The Seward Phoenix Log
- Type: Online newspaper
- Founded: October 6, 1966
- Country: United States
- ISSN: 1937-2191
- OCLC number: 39325954
- Website: www.thesewardphoenixlog.com

= Seward Phoenix Log =

American newspaper founded in Seward, Alaska

The Seward Phoenix Log is an American online newspaper founded in Seward, Alaska, in 1966. It was originally published as a weekly print newspaper and now publishes news digitally.

The newspaper was established by Beverly and Willard Dunham and Joanne Hoogland. Its first issue was published on October 6, 1966. The publication historically covered Seward and surrounding Alaska communities. Its online edition publishes Alaska coverage alongside national, international, business and entertainment news.

==History==

===Founding===

The first issue of the Seward Phoenix Log, designated volume 1, number 1, was published on October 6, 1966. The Library of Congress records it as an English-language weekly newspaper published in Seward.

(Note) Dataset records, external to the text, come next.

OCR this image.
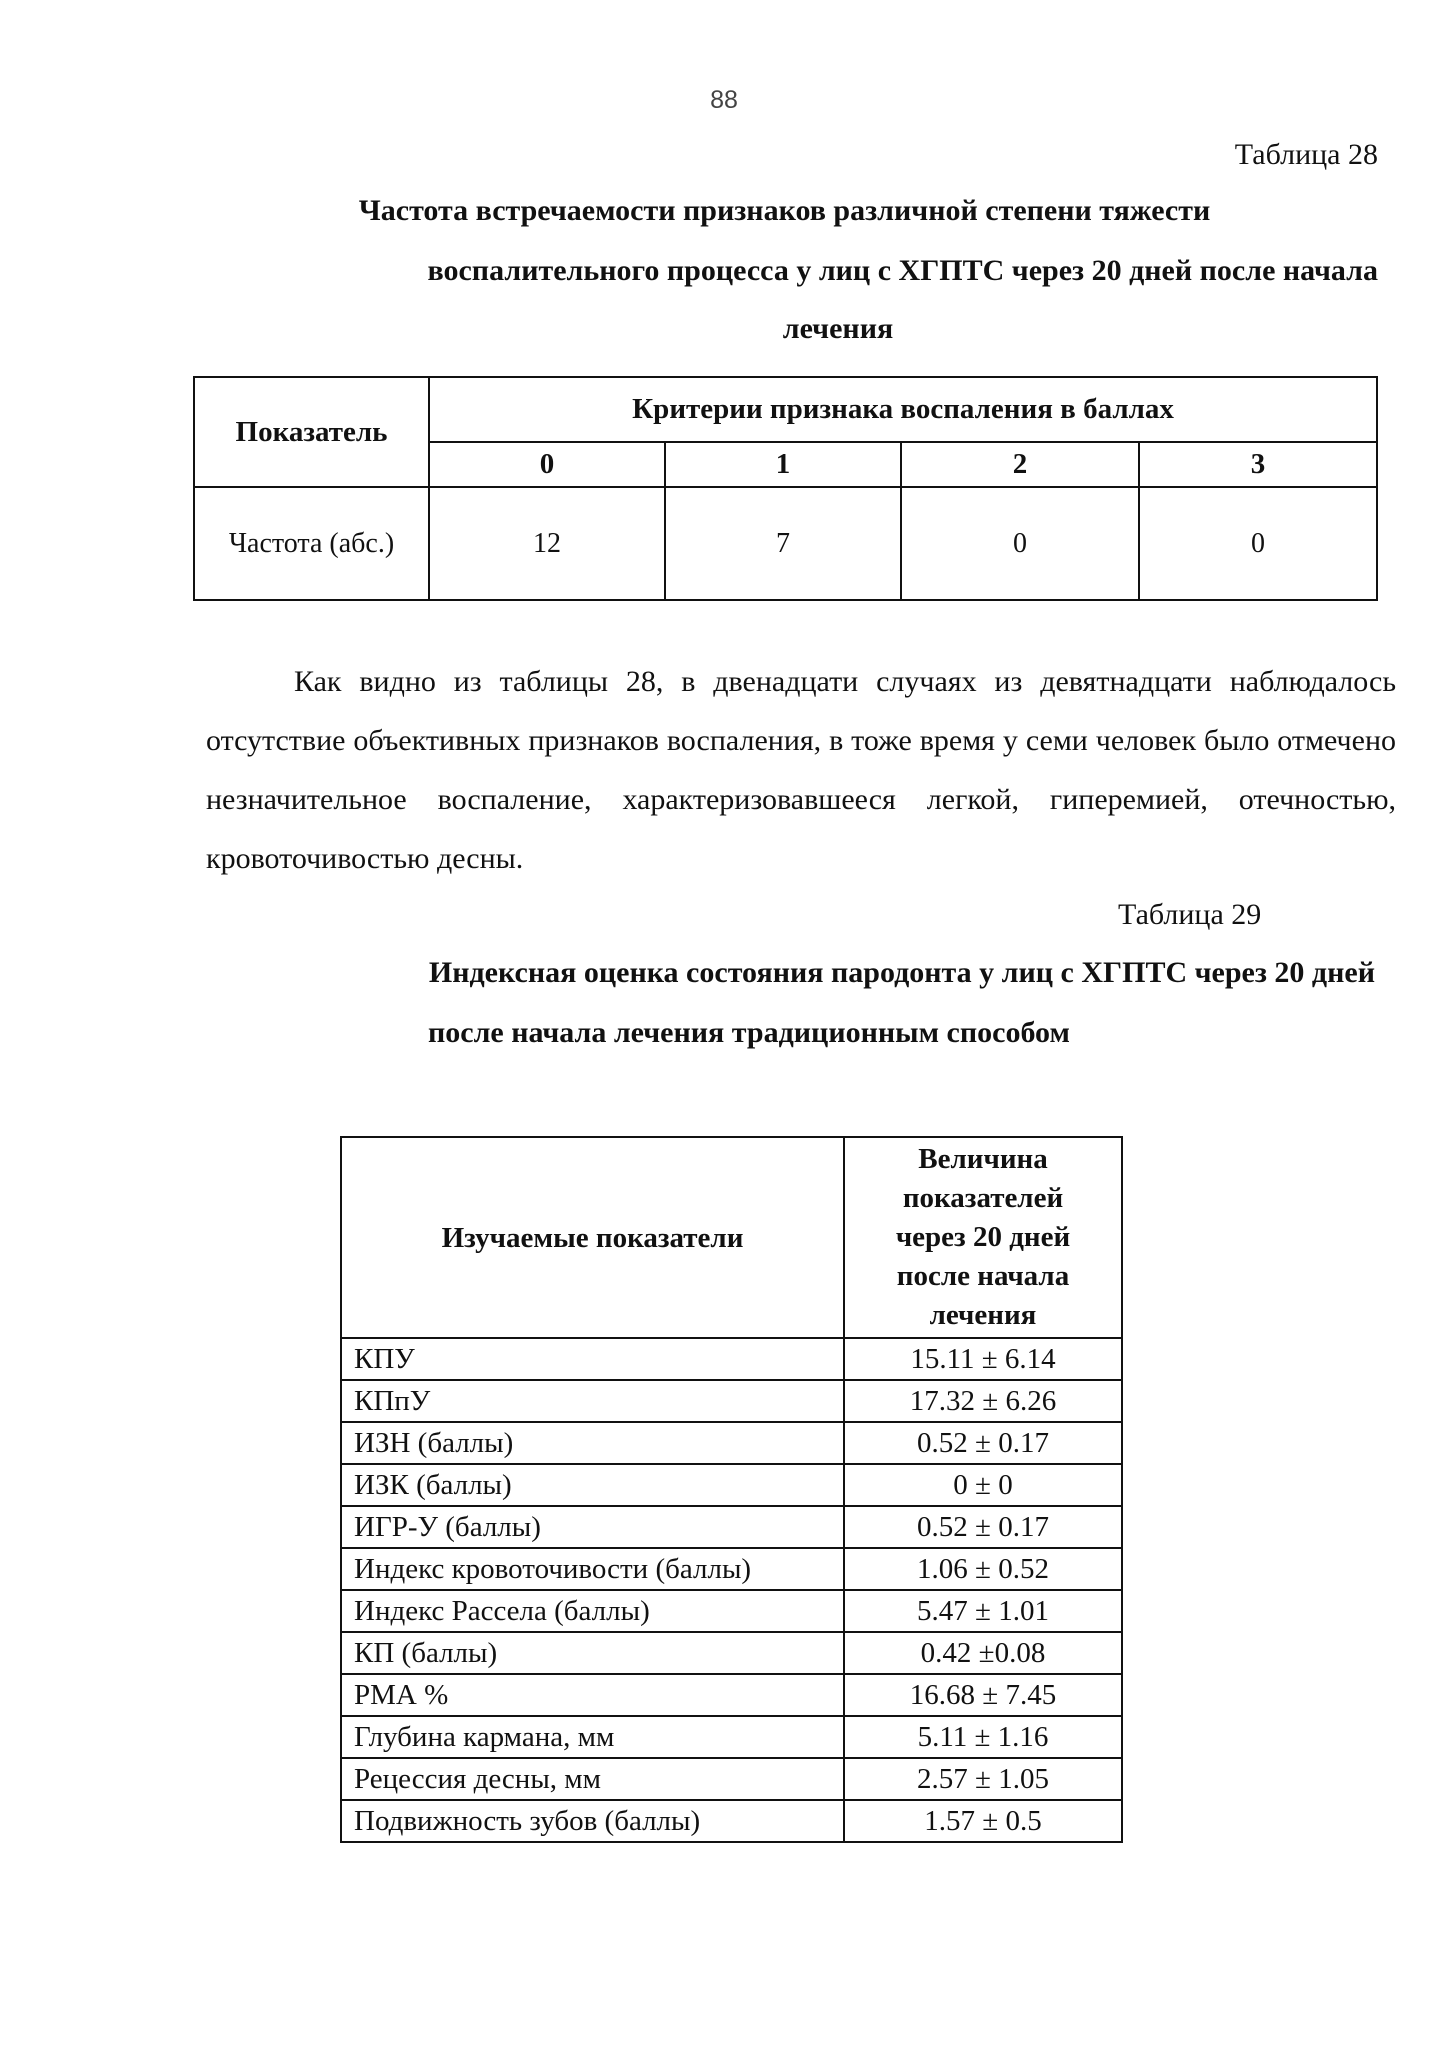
88
Таблица 28
Частота встречаемости признаков различной степени тяжести
воспалительного процесса у лиц с ХГПТС через 20 дней после начала
лечения
Показатель	Критерии признака воспаления в баллах			
	0	1	2	3
Частота (абс.)	12	7	0	0
Как видно из таблицы 28, в двенадцати случаях из девятнадцати наблюдалось отсутствие объективных признаков воспаления, в тоже время у семи человек было отмечено незначительное воспаление, характеризовавшееся легкой, гиперемией, отечностью, кровоточивостью десны.
Таблица 29
Индексная оценка состояния пародонта у лиц с ХГПТС через 20 дней
после начала лечения традиционным способом
Изучаемые показатели	Величина
показателей
через 20 дней
после начала
лечения

КПУ	15.11 ± 6.14
КПпУ	17.32 ± 6.26
ИЗН (баллы)	0.52 ± 0.17
ИЗК (баллы)	0 ± 0
ИГР-У (баллы)	0.52 ± 0.17
Индекс кровоточивости (баллы)	1.06 ± 0.52
Индекс Рассела (баллы)	5.47 ± 1.01
КП (баллы)	0.42 ±0.08
РМА %	16.68 ± 7.45
Глубина кармана, мм	5.11 ± 1.16
Рецессия десны, мм	2.57 ± 1.05
Подвижность зубов (баллы)	1.57 ± 0.5
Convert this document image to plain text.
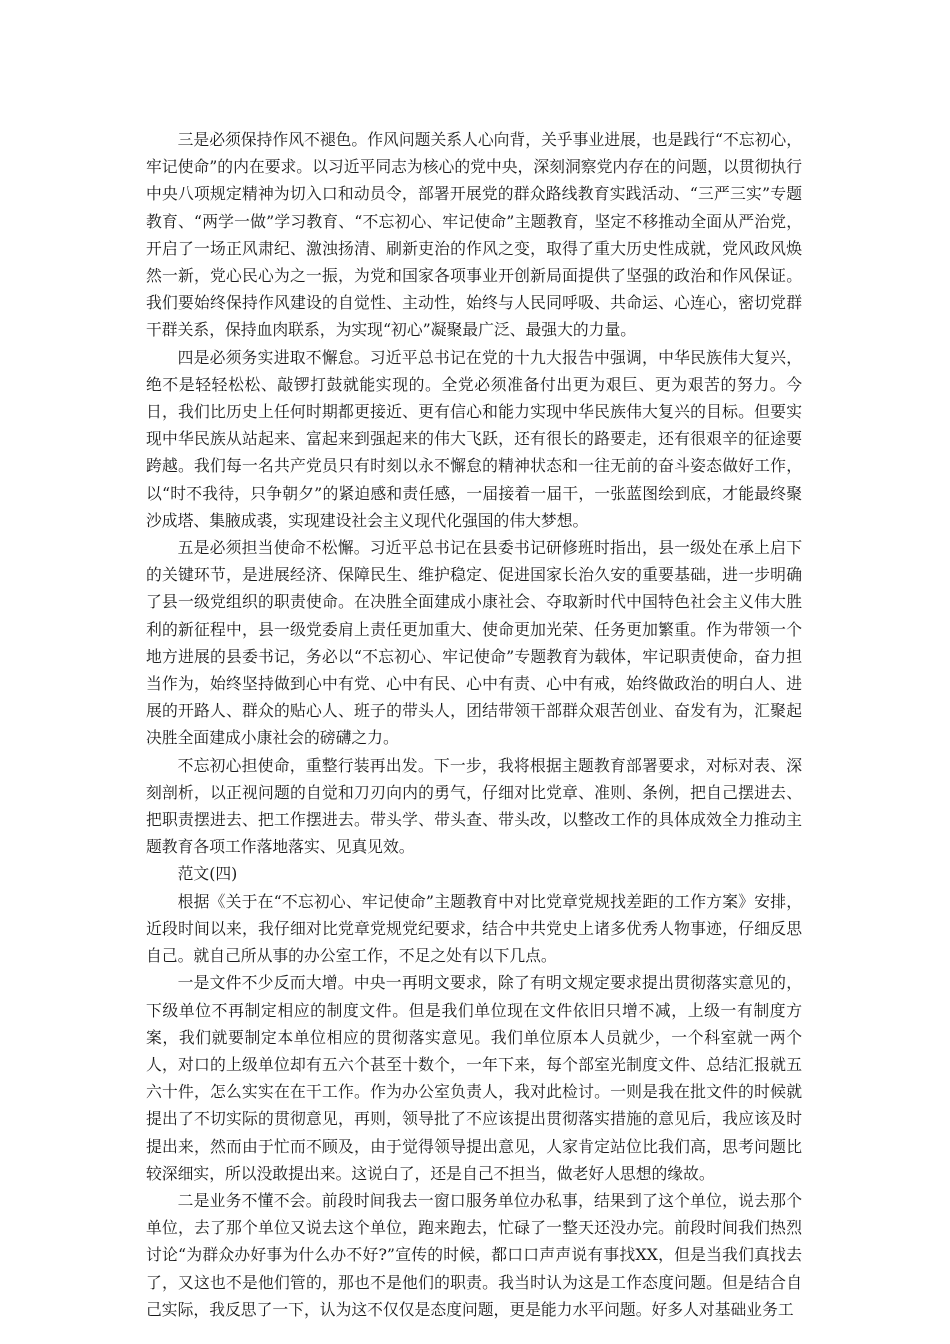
三是必须保持作风不褪色。作风问题关系人心向背，关乎事业进展，也是践行“不忘初心，牢记使命”的内在要求。以习近平同志为核心的党中央，深刻洞察党内存在的问题，以贯彻执行中央八项规定精神为切入口和动员令，部署开展党的群众路线教育实践活动、“三严三实”专题教育、“两学一做”学习教育、“不忘初心、牢记使命”主题教育，坚定不移推动全面从严治党，开启了一场正风肃纪、激浊扬清、刷新吏治的作风之变，取得了重大历史性成就，党风政风焕然一新，党心民心为之一振，为党和国家各项事业开创新局面提供了坚强的政治和作风保证。我们要始终保持作风建设的自觉性、主动性，始终与人民同呼吸、共命运、心连心，密切党群干群关系，保持血肉联系，为实现“初心”凝聚最广泛、最强大的力量。

四是必须务实进取不懈怠。习近平总书记在党的十九大报告中强调，中华民族伟大复兴，绝不是轻轻松松、敲锣打鼓就能实现的。全党必须准备付出更为艰巨、更为艰苦的努力。今日，我们比历史上任何时期都更接近、更有信心和能力实现中华民族伟大复兴的目标。但要实现中华民族从站起来、富起来到强起来的伟大飞跃，还有很长的路要走，还有很艰辛的征途要跨越。我们每一名共产党员只有时刻以永不懈怠的精神状态和一往无前的奋斗姿态做好工作，以“时不我待，只争朝夕”的紧迫感和责任感，一届接着一届干，一张蓝图绘到底，才能最终聚沙成塔、集腋成裘，实现建设社会主义现代化强国的伟大梦想。

五是必须担当使命不松懈。习近平总书记在县委书记研修班时指出，县一级处在承上启下的关键环节，是进展经济、保障民生、维护稳定、促进国家长治久安的重要基础，进一步明确了县一级党组织的职责使命。在决胜全面建成小康社会、夺取新时代中国特色社会主义伟大胜利的新征程中，县一级党委肩上责任更加重大、使命更加光荣、任务更加繁重。作为带领一个地方进展的县委书记，务必以“不忘初心、牢记使命”专题教育为载体，牢记职责使命，奋力担当作为，始终坚持做到心中有党、心中有民、心中有责、心中有戒，始终做政治的明白人、进展的开路人、群众的贴心人、班子的带头人，团结带领干部群众艰苦创业、奋发有为，汇聚起决胜全面建成小康社会的磅礴之力。

不忘初心担使命，重整行装再出发。下一步，我将根据主题教育部署要求，对标对表、深刻剖析，以正视问题的自觉和刀刃向内的勇气，仔细对比党章、准则、条例，把自己摆进去、把职责摆进去、把工作摆进去。带头学、带头查、带头改，以整改工作的具体成效全力推动主题教育各项工作落地落实、见真见效。

范文(四)

根据《关于在“不忘初心、牢记使命”主题教育中对比党章党规找差距的工作方案》安排，近段时间以来，我仔细对比党章党规党纪要求，结合中共党史上诸多优秀人物事迹，仔细反思自己。就自己所从事的办公室工作，不足之处有以下几点。

一是文件不少反而大增。中央一再明文要求，除了有明文规定要求提出贯彻落实意见的，下级单位不再制定相应的制度文件。但是我们单位现在文件依旧只增不减，上级一有制度方案，我们就要制定本单位相应的贯彻落实意见。我们单位原本人员就少，一个科室就一两个人，对口的上级单位却有五六个甚至十数个，一年下来，每个部室光制度文件、总结汇报就五六十件，怎么实实在在干工作。作为办公室负责人，我对此检讨。一则是我在批文件的时候就提出了不切实际的贯彻意见，再则，领导批了不应该提出贯彻落实措施的意见后，我应该及时提出来，然而由于忙而不顾及，由于觉得领导提出意见，人家肯定站位比我们高，思考问题比较深细实，所以没敢提出来。这说白了，还是自己不担当，做老好人思想的缘故。

二是业务不懂不会。前段时间我去一窗口服务单位办私事，结果到了这个单位，说去那个单位，去了那个单位又说去这个单位，跑来跑去，忙碌了一整天还没办完。前段时间我们热烈讨论“为群众办好事为什么办不好?”宣传的时候，都口口声声说有事找XX，但是当我们真找去了，又这也不是他们管的，那也不是他们的职责。我当时认为这是工作态度问题。但是结合自己实际，我反思了一下，认为这不仅仅是态度问题，更是能力水平问题。好多人对基础业务工
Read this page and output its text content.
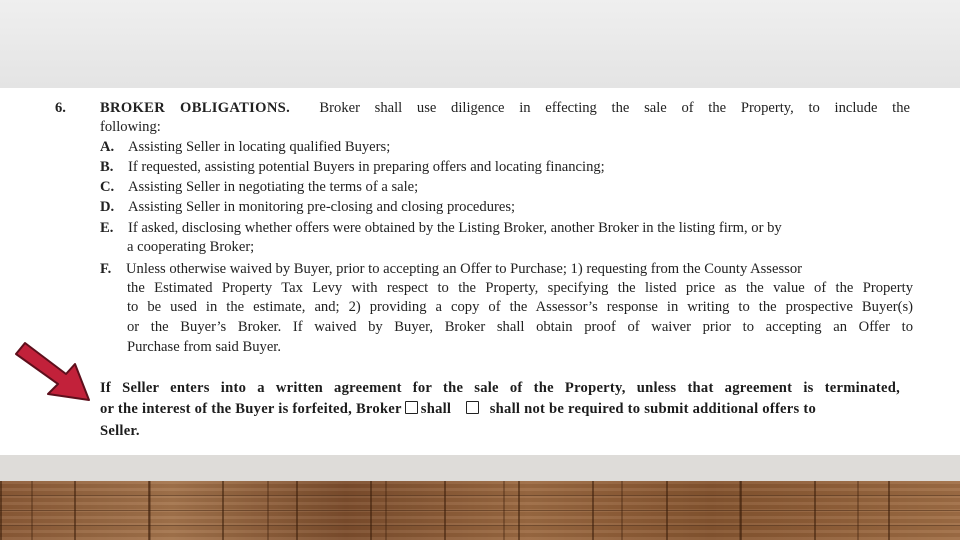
6. BROKER OBLIGATIONS. Broker shall use diligence in effecting the sale of the Property, to include the
following:
A. Assisting Seller in locating qualified Buyers;
B. If requested, assisting potential Buyers in preparing offers and locating financing;
C. Assisting Seller in negotiating the terms of a sale;
D. Assisting Seller in monitoring pre-closing and closing procedures;
E. If asked, disclosing whether offers were obtained by the Listing Broker, another Broker in the listing firm, or by
a cooperating Broker;
F. Unless otherwise waived by Buyer, prior to accepting an Offer to Purchase; 1) requesting from the County Assessor
the Estimated Property Tax Levy with respect to the Property, specifying the listed price as the value of the Property
to be used in the estimate, and; 2) providing a copy of the Assessor’s response in writing to the prospective Buyer(s)
or the Buyer’s Broker. If waived by Buyer, Broker shall obtain proof of waiver prior to accepting an Offer to
Purchase from said Buyer.
If Seller enters into a written agreement for the sale of the Property, unless that agreement is terminated,
or the interest of the Buyer is forfeited, Broker shall	shall not be required to submit additional offers to
Seller.
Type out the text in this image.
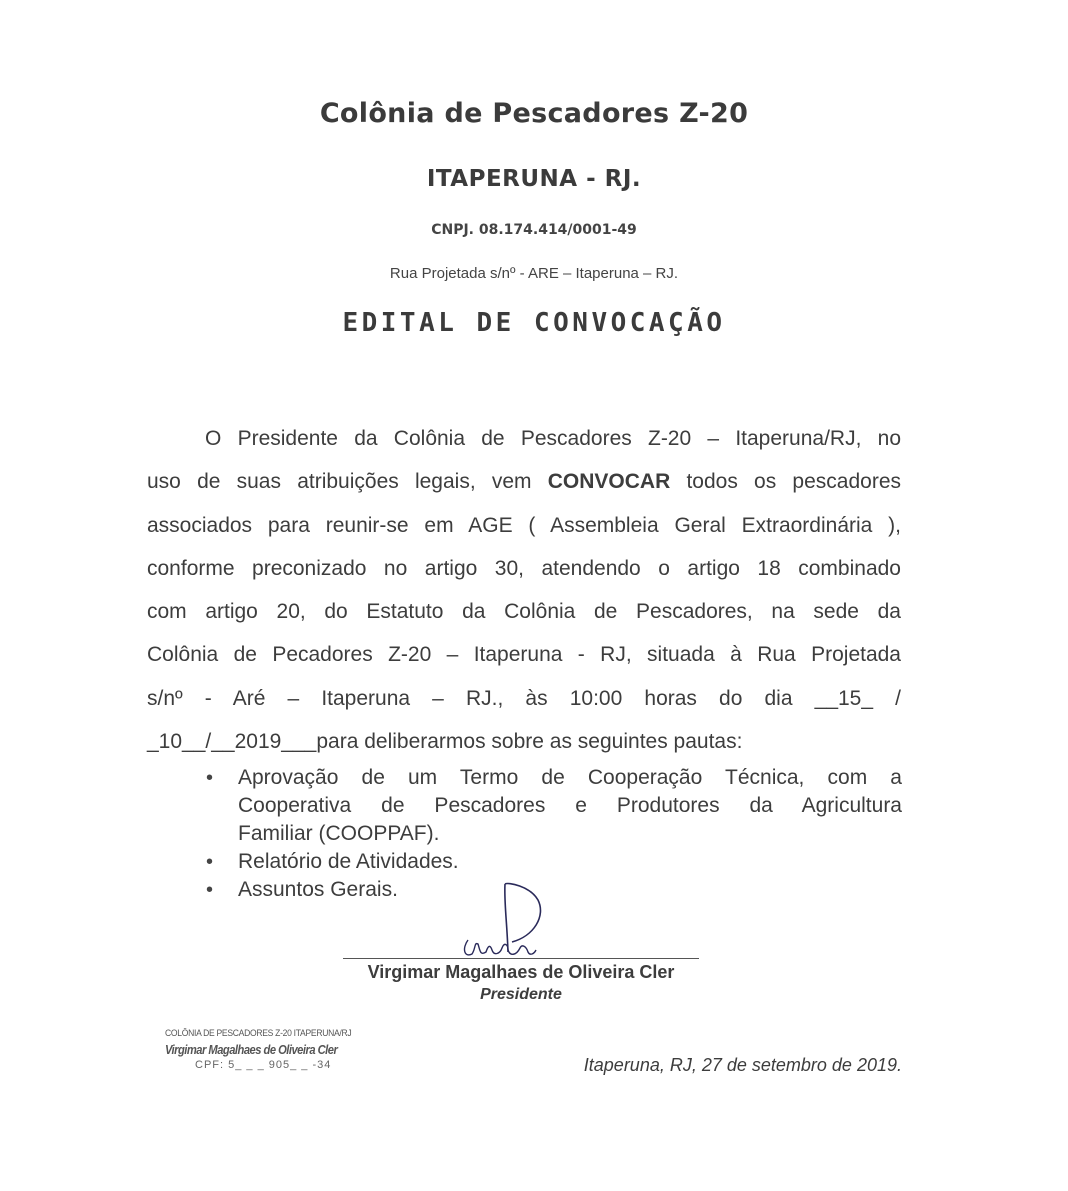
Colônia de Pescadores Z-20
ITAPERUNA - RJ.
CNPJ. 08.174.414/0001-49
Rua Projetada s/nº - ARE – Itaperuna – RJ.
EDITAL DE CONVOCAÇÃO
O Presidente da Colônia de Pescadores Z-20 – Itaperuna/RJ, no
uso de suas atribuições legais, vem CONVOCAR todos os pescadores
associados para reunir-se em AGE ( Assembleia Geral Extraordinária ),
conforme preconizado no artigo 30, atendendo o artigo 18 combinado
com artigo 20, do Estatuto da Colônia de Pescadores, na sede da
Colônia de Pecadores Z-20 – Itaperuna - RJ, situada à Rua Projetada
s/nº - Aré – Itaperuna – RJ., às 10:00 horas do dia __15_ /
_10__/__2019___para deliberarmos sobre as seguintes pautas:
• Aprovação de um Termo de Cooperação Técnica, com a
Cooperativa de Pescadores e Produtores da Agricultura
Familiar (COOPPAF).
• Relatório de Atividades.
• Assuntos Gerais.
Virgimar Magalhaes de Oliveira Cler
Presidente
COLÔNIA DE PESCADORES Z-20 ITAPERUNA/RJ
Virgimar Magalhaes de Oliveira Cler
CPF: 5_ _ _ 905_ _ -34	Itaperuna, RJ, 27 de setembro de 2019.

The newspaper was founded by Beverly and Willard Dunham with Joanne Hoogland. Beverly Dunham served as an editor and publisher of the newspaper.

According to a history published by the Peninsula Clarion, the name Phoenix Log referred to the Phoenix, a Russian vessel built in the Resurrection Bay area during the late 19th century.

===Alaska Newspapers, Inc.===

The Seward Phoenix Log later became one of the community newspapers published by Alaska Newspapers, Inc. The company was incorporated in Alaska in 1990 and operated as a subsidiary of Calista Corporation. Its publications included the Seward Phoenix Log, Arctic Sounder, Bering Strait Record, Bristol Bay Times, Cordova Times, Dutch Harbor Fisherman, Tundra Drums and Valdez Vanguard.

In 2011, Calista Corporation sold the Seward Phoenix Log and Tundra Drums to Edgar Blatchford, who had previously owned the Seward newspaper and helped establish Alaska Newspapers, Inc.

Blatchford said at the time that the publication would continue without missing an issue and that he intended to restore a newspaper office in Seward. He also said that the publication would gradually expand into web-based publishing while continuing to serve readers of the print newspaper.

===Print publication and online operations===

In December 2017, the Seward Journal announced that its print publication would be combined with the Seward Phoenix Log. The combination ended publication of the Seward Phoenix Log as a separate weekly print edition.

The Seward Phoenix Log continues to operate as an online newspaper through its website. The website publishes breaking news and coverage of Alaska, business, entertainment, national affairs and international events.

==Archives==

Records relating to the newspaper are held by the Archives and Special Collections department of the University of Alaska Anchorage and Alaska Pacific University Consortium Library. The Alaska Newspapers, Inc. collection contains photographs and other files from the Seward Phoenix Log, including materials dating from 1989 to 2004.

The Library of Congress maintains a bibliographic record for the newspaper under ISSN 1937-2191 and OCLC number 39325954.